Le programme du Front des francophones (FDF)

Se considérant comme des « libéraux sociaux », le FDF se place à la gauche du MR et à la droite du PS dont il dénonce le collectivisme : « Libéral et social. Les deux mots ont leur valeur. On en connait aussi les dérives. Chacun mesure les effets nocifs d’un libéralisme débridé, non contrôlé. Et personne n’ignore les impasses d’un socialisme doctrinaire. Libéraux et sociaux, nous sommes plus libéraux que les individualistes de droite et plus sociaux que les collectivistes de gauche. Et cela se traduit très concrètement dans notre programme. » (Extrait de l’introduction au programme fédéral) Le FDF se donne comme objectifs de faire figurer l’enseignement francophone à la tête du classement PISA et de permettre à l’école de jouer son rôle d’ascenseur social.

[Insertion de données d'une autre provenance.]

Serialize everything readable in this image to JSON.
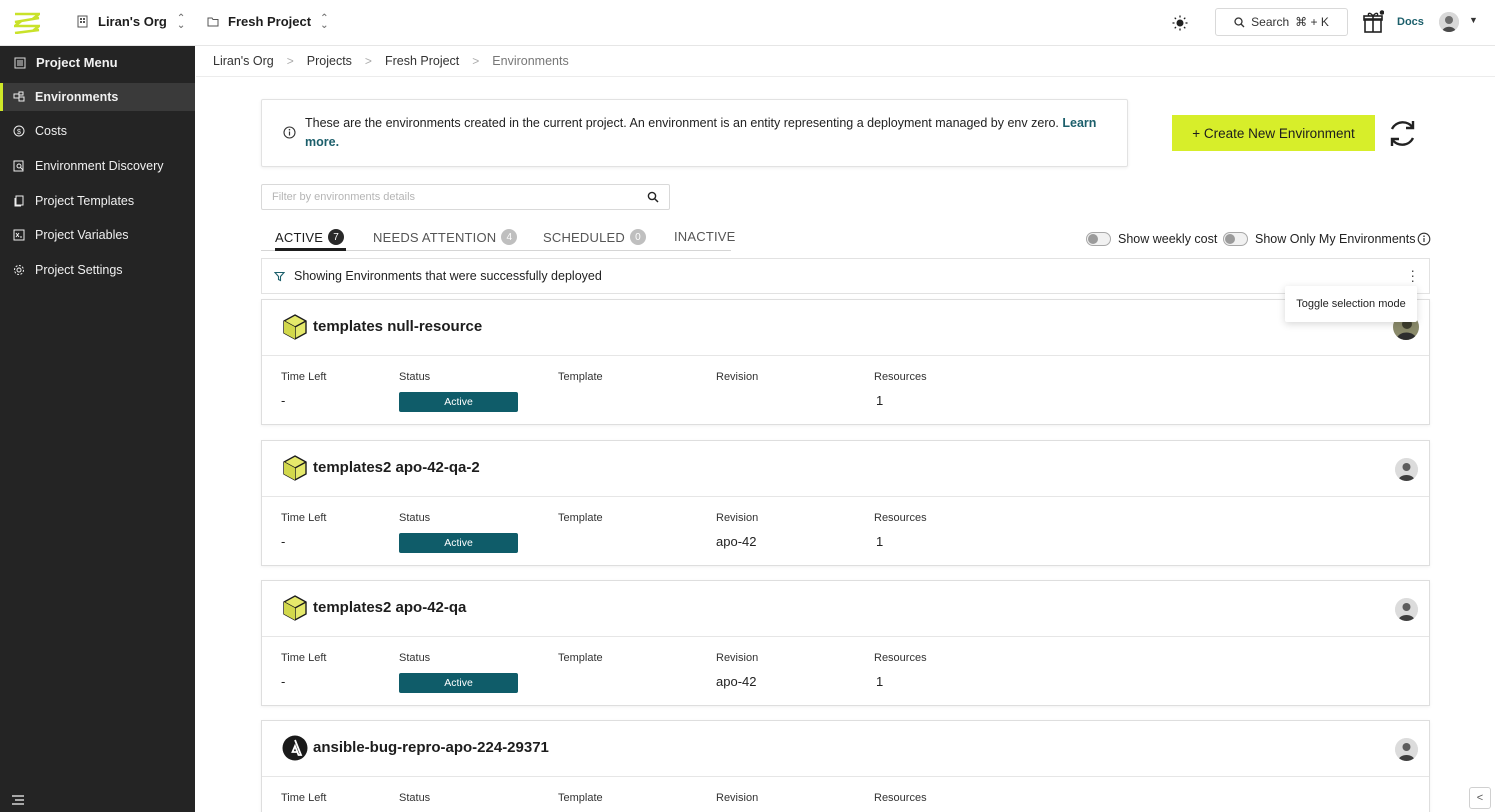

Pour ce faire, il formule une quarantaine de propositions sur l’enseignement, parmi lesquelles on notera l’accent mis sur le pédagogique, l’autonomie de gestion des directions et des équipes pédagogiques, ainsi que la valorisation des enseignants en début de carrière. Pour lutter contre les inégalités face à l’apprentissage scolaire, il propose d’abaisser l’âge de l’obligation scolaire à 3 ans, car les développements cognitif, social et culturel s’acquièrent dès les premières années. Il défend le principe d’un parcours scolaire commun jusqu’à 14 ans, le renforcement des apprentissages de base (français, math-sciences, langues étrangères) et une meilleure orientation à la fin du tronc commun. Le FDF propose de remplacer le décret Inscriptions par un décret « orientation » : « Une procédure unifiée basée également sur un critère où l’on reconnait l’importance des recommandations pédagogiques d’orientation formulées par des professionnels, nous semble représenter la meilleure piste. Un avis de l’école primaire, de l’école secondaire et l’avis d’orientation du Centre PMS devraient pouvoir être pris en compte dans l’établissement des critères d’accès aux écoles. » (Extrait de la proposition 60)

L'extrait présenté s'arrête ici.